Restaurant operators everywhere unite over a shared disdain for reservation cancellations and no shows. Time and money are wasted holding a table for a group that may or may not show. This may not seem like a big deal until you consider that over one quarter of reservations are bailed on or cancelled on any given night. Charging a cancellation fee or ticketing reservations have become the new trends to combat non-committal diners. So what's the good news?Venga looked at trends among frequent cancellers and no shows to help to better predict and solicit cancellations to minimize their impact.
- Reservations made more than one week in advance are more likely to cancel.
- First time diners are much more likely to cancel or no show.
- Parties with an even number of people are more likely to cancel than similar sized odd number parties (parties of 4 are more likely to cancel that parties of 3 or 5, etc)
- Parties of less than 6 are more likely to no show, parties of 2 are the most likely to no show.
- Large parties that may be a 'best guess' of the number of people are more likely to cancel than similarly sized parties, for example 10 is more likely to cancel than 9 or 11, 15 more like than 14 or 16. This overrides the odd number rule.
- Over 20% of guests who have cancelled in the past* are likely to same-day cancel their next visit.
What can we learn from all of this?
- Make sure to call to confirm especially if the reservation was made over one week ago.
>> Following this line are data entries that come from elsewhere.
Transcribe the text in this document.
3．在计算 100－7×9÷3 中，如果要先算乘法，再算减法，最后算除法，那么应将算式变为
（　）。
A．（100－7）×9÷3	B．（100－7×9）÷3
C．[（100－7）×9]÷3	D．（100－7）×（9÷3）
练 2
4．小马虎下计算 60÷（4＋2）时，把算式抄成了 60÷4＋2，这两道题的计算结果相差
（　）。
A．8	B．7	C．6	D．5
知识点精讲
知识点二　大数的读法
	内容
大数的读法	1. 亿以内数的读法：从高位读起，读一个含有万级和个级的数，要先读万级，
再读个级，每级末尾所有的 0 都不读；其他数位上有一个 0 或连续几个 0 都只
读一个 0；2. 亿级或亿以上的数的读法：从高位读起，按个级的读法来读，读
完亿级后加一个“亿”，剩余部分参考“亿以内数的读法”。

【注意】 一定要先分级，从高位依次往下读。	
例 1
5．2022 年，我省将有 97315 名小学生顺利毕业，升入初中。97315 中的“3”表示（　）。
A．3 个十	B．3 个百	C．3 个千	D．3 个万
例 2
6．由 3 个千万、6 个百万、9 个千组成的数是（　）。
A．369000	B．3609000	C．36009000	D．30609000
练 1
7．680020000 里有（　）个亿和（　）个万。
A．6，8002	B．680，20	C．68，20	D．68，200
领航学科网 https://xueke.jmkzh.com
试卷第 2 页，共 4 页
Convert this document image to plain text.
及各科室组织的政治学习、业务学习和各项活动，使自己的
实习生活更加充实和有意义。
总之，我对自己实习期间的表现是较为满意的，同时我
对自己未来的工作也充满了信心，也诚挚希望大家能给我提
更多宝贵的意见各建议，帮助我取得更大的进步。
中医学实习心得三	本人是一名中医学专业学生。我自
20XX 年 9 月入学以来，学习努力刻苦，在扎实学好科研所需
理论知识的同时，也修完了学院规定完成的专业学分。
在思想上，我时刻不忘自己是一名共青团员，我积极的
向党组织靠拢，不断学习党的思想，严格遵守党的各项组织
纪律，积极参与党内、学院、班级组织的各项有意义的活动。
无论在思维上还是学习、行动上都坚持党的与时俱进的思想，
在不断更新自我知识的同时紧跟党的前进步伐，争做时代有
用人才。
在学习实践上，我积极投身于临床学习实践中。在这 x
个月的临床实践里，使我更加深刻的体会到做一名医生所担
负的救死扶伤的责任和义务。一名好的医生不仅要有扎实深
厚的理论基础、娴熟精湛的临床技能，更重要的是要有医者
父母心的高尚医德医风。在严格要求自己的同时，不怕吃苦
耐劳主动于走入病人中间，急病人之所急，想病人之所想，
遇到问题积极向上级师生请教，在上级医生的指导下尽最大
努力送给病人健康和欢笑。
- Don't hold tables longer than 15 minutes for two-tops, "best guess" large parties, or even cover reservations. This also applies if the guest has cancelled in the past*.
- Convert your first timers into regulars. Once again, the data shows how amazing regulars are to your business. Not only do they dine more often and bring in more revenue, but they won't stand you up.
*Venga can help tag frequent cancelling guests within your database so you know not to hold their table. This can drastically increase table turn.